• litewave
    827
    Arn't mathematical statements true in all possible worlds?Banno

    Some are, for example "1+1=2" (I hope). Some are not, for example "Sum of interior angles of a triangle is always 180°."
  • litewave
    827
    That's the very definition of a property in first-order logic. First order logic is extensional by design.

    So you using a non-standard interpretation?
    Banno

    As far as I know, property in first-order logic is regarded as something that can be had or satisfied by an individual and it is not necessary to interpret property as a collection.
  • litewave
    827
    SO for any proposition P you have:

    P is true IFF it is consistent and identical with itself

    Consistent with what? "Lightwave wrote this post" is consistent, but not true - I wrote this post.
    Banno

    This proposition describes me (Litewave) inconsistently by referring to me, a person who doesn't have the property of "having written this post", and affirming that I have the property of "having written this post". It is as if you wrote that "Someone who didn't write this post wrote this post", or "A circle is not a circle". By affirming that I have and don't have the same property, the proposition is inconsistent and therefore does not correspond to reality. It defines me as a thing that is not identical to itself and such a thing cannot exist.
  • Banno
    24.7k
    Hmm. Think we might leave this here. Treating first order logic as extensional is so far as I know the only way to show that it is complete. But you treat it exclusively as intensional. Hence there is a fundamental divide.
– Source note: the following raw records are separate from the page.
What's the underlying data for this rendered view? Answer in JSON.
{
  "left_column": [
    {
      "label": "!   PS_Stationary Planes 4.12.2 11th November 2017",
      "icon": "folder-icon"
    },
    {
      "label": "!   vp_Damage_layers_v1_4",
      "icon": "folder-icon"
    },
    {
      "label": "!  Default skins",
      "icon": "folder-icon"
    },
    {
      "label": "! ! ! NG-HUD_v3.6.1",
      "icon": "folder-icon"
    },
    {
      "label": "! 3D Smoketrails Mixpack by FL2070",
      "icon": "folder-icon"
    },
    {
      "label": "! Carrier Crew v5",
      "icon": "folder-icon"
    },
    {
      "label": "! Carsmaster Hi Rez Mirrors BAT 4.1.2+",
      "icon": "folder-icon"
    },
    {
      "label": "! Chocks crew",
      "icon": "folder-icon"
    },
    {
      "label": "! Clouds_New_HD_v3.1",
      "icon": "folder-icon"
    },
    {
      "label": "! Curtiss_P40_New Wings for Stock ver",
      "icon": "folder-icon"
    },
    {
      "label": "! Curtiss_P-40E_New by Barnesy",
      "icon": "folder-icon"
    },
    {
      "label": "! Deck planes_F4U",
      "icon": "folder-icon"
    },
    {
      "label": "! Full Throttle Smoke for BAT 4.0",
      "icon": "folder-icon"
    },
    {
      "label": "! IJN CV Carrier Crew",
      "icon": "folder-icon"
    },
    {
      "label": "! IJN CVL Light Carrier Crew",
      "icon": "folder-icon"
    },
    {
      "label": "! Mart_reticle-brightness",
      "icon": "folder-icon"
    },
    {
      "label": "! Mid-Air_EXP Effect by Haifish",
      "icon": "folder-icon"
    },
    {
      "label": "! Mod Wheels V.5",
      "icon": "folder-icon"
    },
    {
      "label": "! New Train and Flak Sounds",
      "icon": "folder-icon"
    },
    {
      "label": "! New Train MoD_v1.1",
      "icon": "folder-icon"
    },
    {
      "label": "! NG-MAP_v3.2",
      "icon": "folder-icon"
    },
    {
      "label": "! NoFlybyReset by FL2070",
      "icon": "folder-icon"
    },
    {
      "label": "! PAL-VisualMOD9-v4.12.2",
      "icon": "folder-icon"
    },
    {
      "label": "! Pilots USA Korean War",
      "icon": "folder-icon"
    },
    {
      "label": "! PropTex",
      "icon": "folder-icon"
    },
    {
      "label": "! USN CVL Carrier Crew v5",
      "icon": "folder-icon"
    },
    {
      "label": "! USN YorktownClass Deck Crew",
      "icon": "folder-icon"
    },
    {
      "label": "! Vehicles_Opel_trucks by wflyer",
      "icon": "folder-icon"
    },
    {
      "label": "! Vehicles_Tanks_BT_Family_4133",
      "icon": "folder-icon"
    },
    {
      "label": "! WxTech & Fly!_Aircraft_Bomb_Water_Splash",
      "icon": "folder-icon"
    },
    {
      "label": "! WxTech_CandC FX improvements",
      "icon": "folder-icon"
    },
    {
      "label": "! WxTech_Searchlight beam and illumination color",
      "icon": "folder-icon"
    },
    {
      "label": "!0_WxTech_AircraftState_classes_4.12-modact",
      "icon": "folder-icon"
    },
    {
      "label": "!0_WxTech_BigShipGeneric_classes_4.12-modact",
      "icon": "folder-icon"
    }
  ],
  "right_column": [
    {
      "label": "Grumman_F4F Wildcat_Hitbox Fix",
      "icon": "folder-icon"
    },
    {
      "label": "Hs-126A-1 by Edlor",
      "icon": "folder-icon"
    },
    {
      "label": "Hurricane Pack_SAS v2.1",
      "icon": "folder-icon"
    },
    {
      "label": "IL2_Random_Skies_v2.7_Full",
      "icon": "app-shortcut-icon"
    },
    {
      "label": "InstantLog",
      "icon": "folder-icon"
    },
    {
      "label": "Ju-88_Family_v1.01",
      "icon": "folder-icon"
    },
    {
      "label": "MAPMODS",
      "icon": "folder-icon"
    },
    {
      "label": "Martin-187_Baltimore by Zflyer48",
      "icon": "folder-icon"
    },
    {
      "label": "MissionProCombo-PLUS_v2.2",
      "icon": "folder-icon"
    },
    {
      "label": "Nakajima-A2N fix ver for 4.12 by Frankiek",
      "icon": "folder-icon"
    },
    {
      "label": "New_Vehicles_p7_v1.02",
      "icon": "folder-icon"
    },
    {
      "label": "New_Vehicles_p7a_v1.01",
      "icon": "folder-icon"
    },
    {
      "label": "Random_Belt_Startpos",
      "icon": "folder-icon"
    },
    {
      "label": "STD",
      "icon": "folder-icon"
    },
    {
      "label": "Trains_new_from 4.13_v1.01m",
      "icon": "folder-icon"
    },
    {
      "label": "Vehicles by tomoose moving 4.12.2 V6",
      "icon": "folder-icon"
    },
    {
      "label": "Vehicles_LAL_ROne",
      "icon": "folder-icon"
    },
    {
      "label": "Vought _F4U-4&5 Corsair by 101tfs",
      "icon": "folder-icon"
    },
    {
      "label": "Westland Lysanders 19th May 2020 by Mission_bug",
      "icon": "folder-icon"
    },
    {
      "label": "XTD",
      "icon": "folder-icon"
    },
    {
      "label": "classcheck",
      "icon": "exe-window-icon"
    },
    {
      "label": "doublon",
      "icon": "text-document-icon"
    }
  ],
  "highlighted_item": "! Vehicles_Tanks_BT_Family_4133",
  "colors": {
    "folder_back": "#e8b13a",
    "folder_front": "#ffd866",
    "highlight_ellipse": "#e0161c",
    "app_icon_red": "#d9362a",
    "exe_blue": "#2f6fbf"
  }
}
    And a few of the things you have said seem clearly incorrect.

    But all this is a side issue for the main thread, and I'm no logic tutor, so let it pass.
  • bongo fury
    1.6k
    If you think that properties are collections then reality consists only of collections, which are concrete things, because properties as abstract things that have instances don't exist.litewave

    https://youtu.be/RUzbmIKVAHo?t=47 :wink:

    The nominalist cancels out the property and treats the predicate as bearing a one-many relation directly to the several things it applies to or denotes.Goodman, p49
  • EricH
    608
    What I find interesting about the corresponding theory of truth is that it corresponds (for want of a better word) to the way we use the word "truth" in the legal system (at least in the USA).

    When a witness in a trial swears to tell the truth, whole truth, and nothing but the truth? Basically this means that the statements (spoken, written, sign language, etc) describe events in the real world as accurately as the witness is capable of doing.